Monday, July 25, 2011

GOP can't have it both ways on war spending

Part of the savings in Harry Reid's proposed deficit savings comes from cost savings in winding down the wars in Iraq and Afghanistan. Republicans see this has a gimmick by counting as 'savings' money not spent. And they may be right, except that much of the 'savings' in the first 10 years of Paul Ryan's budget is the identical cost savings by winding down the wars. And the assumption of the wars in Iraq and Afghanistan continuing at the current level plus inflation are including in the CBO estimates used by Speaker Boehner.

Ezra Klein explains,

There’s some truth to this argument, as I’ll explain in a minute. But the GOP is trying to have it both ways. Boehner uses the Congressional Budget Office’s deficit estimates. He doesn’t subtract trillions because he doesn’t believe the agency’s war-spending estimates are faulty. Nor do I remember him calling the savings from Paul Ryan’s budget — which Boehner voted for — fake.But the Congressional Budget Office counts trillions in war spending in its budget baseline, and Ryan’s budget cut a trillion dollars from the Iraq and Afghanistan wars.

In fact, cutting war spending was one of Ryan’s largest sources of savings over the first decade. The following table, which you can find in larger form in this document (pdf) at the House Budget Committee’s Web site, estimates them at $1.04 trillion against the Congressional Budget Office’s baseline.
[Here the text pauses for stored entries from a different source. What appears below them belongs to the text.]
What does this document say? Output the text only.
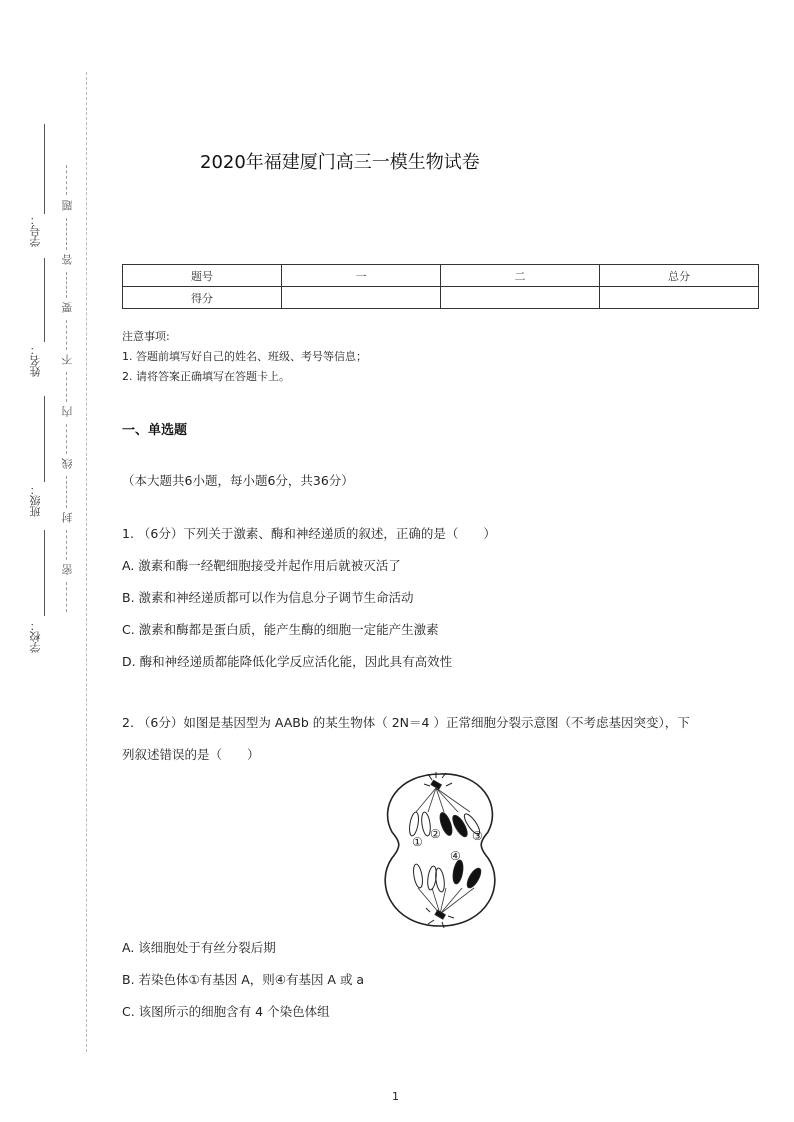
学号：
姓名：
班级：
学校：
题
答
要
不
内
线
封
密
2020年福建厦门高三一模生物试卷
题号	一	二	总分
得分			
注意事项:
1. 答题前填写好自己的姓名、班级、考号等信息；
2. 请将答案正确填写在答题卡上。
一、单选题
（本大题共6小题，每小题6分，共36分）
1. （6分）下列关于激素、酶和神经递质的叙述，正确的是（　　）
A. 激素和酶一经靶细胞接受并起作用后就被灭活了
B. 激素和神经递质都可以作为信息分子调节生命活动
C. 激素和酶都是蛋白质，能产生酶的细胞一定能产生激素
D. 酶和神经递质都能降低化学反应活化能，因此具有高效性
2. （6分）如图是基因型为 AABb 的某生物体（ 2N＝4 ）正常细胞分裂示意图（不考虑基因突变），下
列叙述错误的是（　　）
①
②	③
④
A. 该细胞处于有丝分裂后期
B. 若染色体①有基因 A，则④有基因 A 或 a
C. 该图所示的细胞含有 4 个染色体组
1
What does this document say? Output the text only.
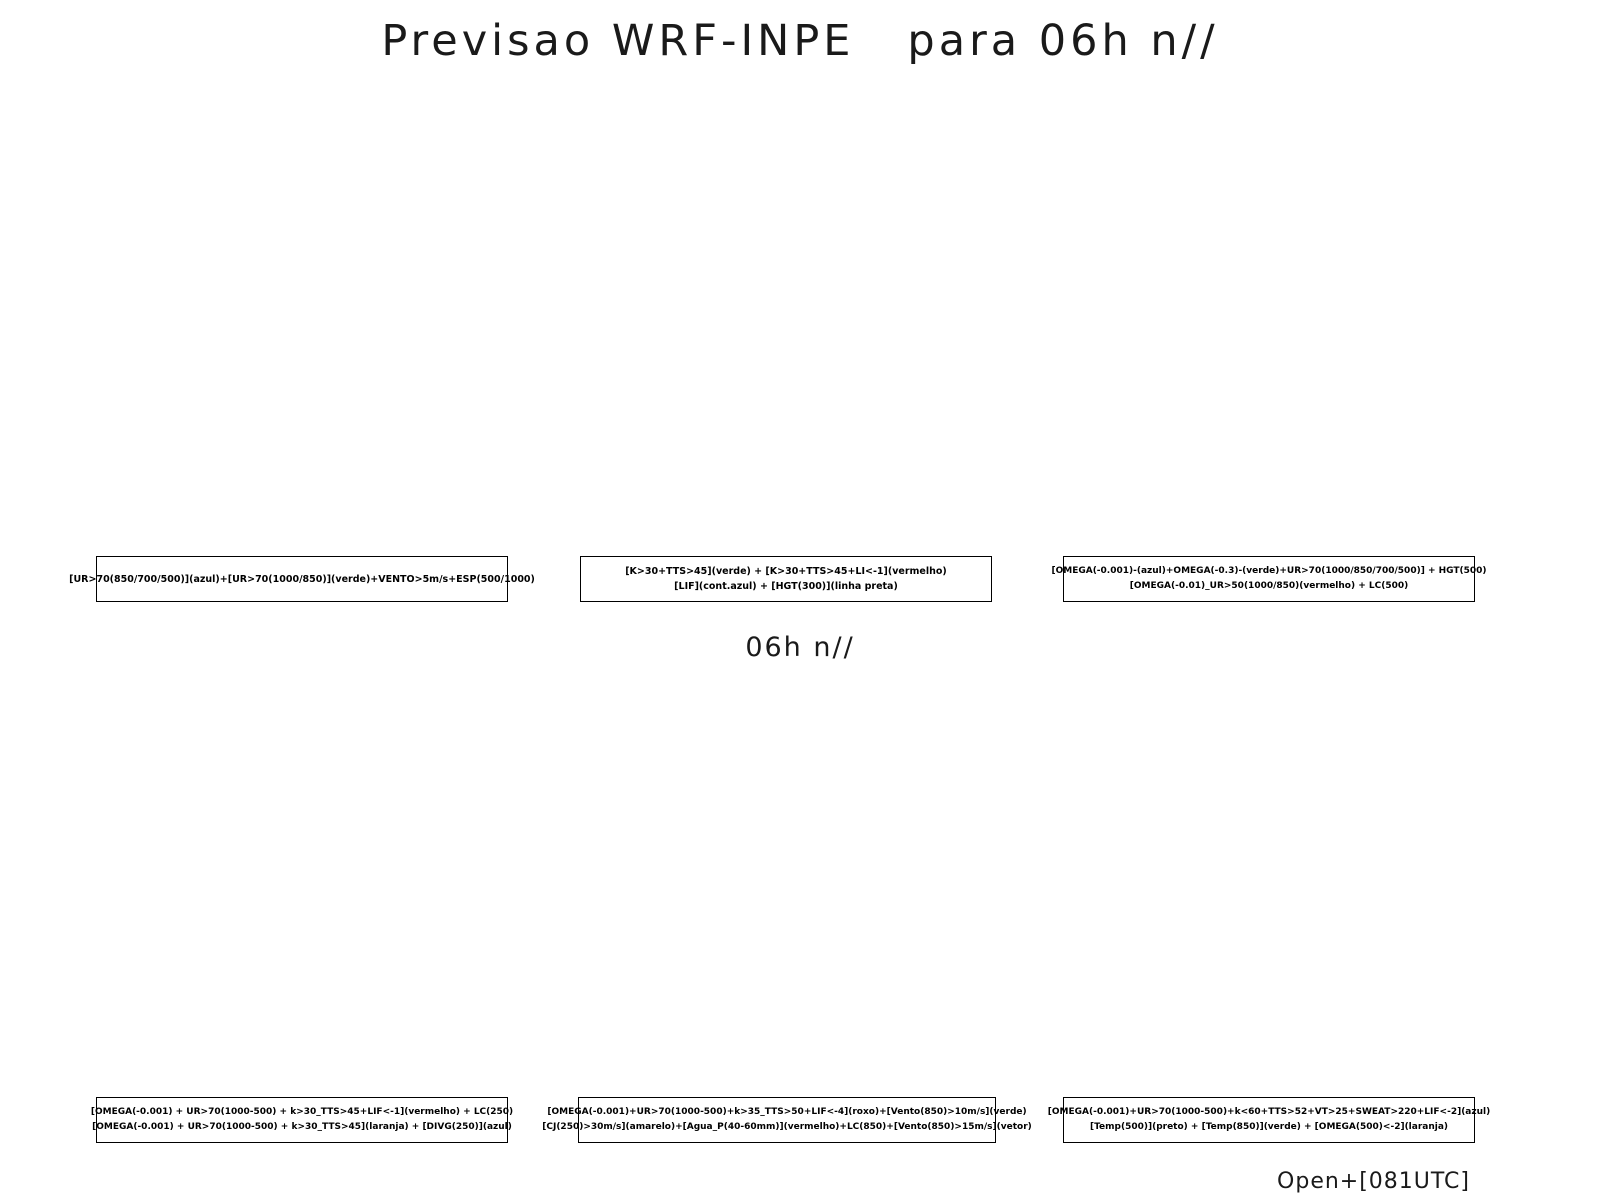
Previsao WRF-INPE   para 06h n//
06h n//
[UR>70(850/700/500)](azul)+[UR>70(1000/850)](verde)+VENTO>5m/s+ESP(500/1000)
[K>30+TTS>45](verde) + [K>30+TTS>45+LI<-1](vermelho)
[LIF](cont.azul) + [HGT(300)](linha preta)
[OMEGA(-0.001)-(azul)+OMEGA(-0.3)-(verde)+UR>70(1000/850/700/500)] + HGT(500)
[OMEGA(-0.01)_UR>50(1000/850)(vermelho) + LC(500)
[OMEGA(-0.001) + UR>70(1000-500) + k>30_TTS>45+LIF<-1](vermelho) + LC(250)
[OMEGA(-0.001) + UR>70(1000-500) + k>30_TTS>45](laranja) + [DIVG(250)](azul)
[OMEGA(-0.001)+UR>70(1000-500)+k>35_TTS>50+LIF<-4](roxo)+[Vento(850)>10m/s](verde)
[CJ(250)>30m/s](amarelo)+[Agua_P(40-60mm)](vermelho)+LC(850)+[Vento(850)>15m/s](vetor)
[OMEGA(-0.001)+UR>70(1000-500)+k<60+TTS>52+VT>25+SWEAT>220+LIF<-2](azul)
[Temp(500)](preto) + [Temp(850)](verde) + [OMEGA(500)<-2](laranja)
Open+[081UTC]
The CBO in estimating future spending looks at current spending in Afghanistan and Iraq and assumes that spending grows by the rate of inflation. So CBO estimates of future spending do not take into account plans to wind down both wars. However, the estimates used by Paul Ryan and Harry Reid assume both wars will be wound down as planned and count the money not spent as savings.